You now understand the engine of every neural network.

Matrix multiplication is the operation. Linear transformation is the meaning. The weight matrix is the thing being learned. Gradient descent updates those weights. That's the complete loop of machine learning — and you now understand two of the four parts deeply.

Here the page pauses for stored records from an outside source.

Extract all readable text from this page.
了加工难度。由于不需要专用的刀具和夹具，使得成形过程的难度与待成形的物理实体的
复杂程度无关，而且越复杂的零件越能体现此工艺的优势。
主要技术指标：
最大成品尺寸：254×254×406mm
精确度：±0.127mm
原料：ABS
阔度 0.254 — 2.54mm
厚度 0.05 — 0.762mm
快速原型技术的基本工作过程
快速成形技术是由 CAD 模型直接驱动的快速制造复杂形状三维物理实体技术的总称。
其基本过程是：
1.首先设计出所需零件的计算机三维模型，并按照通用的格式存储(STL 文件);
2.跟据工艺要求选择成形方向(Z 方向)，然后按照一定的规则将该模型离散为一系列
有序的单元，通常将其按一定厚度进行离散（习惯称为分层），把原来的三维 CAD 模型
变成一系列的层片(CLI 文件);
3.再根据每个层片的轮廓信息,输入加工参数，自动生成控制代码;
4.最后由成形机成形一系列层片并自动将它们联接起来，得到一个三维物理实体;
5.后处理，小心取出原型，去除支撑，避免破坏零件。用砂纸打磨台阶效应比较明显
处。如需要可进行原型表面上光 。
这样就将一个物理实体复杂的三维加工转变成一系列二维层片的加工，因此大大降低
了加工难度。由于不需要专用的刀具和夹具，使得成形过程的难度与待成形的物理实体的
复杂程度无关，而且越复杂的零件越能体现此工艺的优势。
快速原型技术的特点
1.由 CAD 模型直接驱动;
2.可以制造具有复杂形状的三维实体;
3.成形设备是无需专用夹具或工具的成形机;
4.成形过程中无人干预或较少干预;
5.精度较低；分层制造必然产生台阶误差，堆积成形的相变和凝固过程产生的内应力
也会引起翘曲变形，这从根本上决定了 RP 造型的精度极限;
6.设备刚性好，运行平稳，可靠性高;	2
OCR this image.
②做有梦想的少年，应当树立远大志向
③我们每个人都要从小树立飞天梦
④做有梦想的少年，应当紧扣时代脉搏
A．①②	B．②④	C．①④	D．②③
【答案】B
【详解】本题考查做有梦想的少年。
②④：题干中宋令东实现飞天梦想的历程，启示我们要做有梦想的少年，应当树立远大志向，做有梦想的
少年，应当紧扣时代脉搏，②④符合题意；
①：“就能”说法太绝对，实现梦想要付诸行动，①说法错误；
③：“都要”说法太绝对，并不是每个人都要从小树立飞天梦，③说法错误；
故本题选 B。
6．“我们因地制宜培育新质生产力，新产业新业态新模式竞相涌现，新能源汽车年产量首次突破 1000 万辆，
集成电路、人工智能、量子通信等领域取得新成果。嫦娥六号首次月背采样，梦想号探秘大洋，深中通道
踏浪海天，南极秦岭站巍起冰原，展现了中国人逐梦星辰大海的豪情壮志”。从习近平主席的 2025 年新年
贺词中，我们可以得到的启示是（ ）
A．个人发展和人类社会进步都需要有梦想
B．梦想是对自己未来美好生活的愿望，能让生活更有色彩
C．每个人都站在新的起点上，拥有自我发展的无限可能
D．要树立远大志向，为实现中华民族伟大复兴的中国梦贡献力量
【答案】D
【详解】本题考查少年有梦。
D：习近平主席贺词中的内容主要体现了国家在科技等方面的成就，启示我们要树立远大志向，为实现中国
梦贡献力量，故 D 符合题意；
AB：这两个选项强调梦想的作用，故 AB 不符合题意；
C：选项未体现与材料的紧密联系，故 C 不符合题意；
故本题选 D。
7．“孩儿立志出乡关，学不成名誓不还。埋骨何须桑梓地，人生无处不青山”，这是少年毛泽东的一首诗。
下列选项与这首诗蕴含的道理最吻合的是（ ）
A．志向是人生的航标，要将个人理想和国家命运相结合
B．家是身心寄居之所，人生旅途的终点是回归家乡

The next module covers derivatives and gradients — the mechanism that tells gradient descent which directionto move the weights. Once you have matmul and gradients, backpropagation (how neural networks train) becomes completely obvious. No magic. Just chain rule applied to matrix multiplications.

Next — Module 05
Derivatives, Gradients and the Chain Rule

The mathematical engine behind backpropagation — explained visually before a single formula appears.

coming soon

🎯 Key Takeaways

  • Matrix multiplication is not element-wise — it is row × column dot products. Each element of the result is a dot product of one row from the left matrix and one column from the right matrix.
  • Shape rule: (m × n) @ (n × p) → (m × p). Inner dimensions must match. The result takes the outer dimensions. If they don't match, print shapes and transpose.
  • A linear transformation changes the direction or dimension of data without curving it. Matrix multiplication IS a linear transformation.
  • One neural network layer = X @ W + b followed by an activation. The weight matrix W starts random and is updated by gradient descent during training.
  • Stacking linear layers without activation functions collapses to a single linear transformation — no matter how many layers you add. Non-linear activations (ReLU, GELU) are what give depth its power.
  • SVD decomposes any matrix into U Σ Vᵀ — three simpler transformations. The singular values reveal how much information each direction carries. PCA is SVD applied to centred data.
  • Never loop over matrix elements in Python. Vectorised NumPy operations using @ are 100,000× faster. The entire skill of efficient ML code is expressing computation as matrix operations.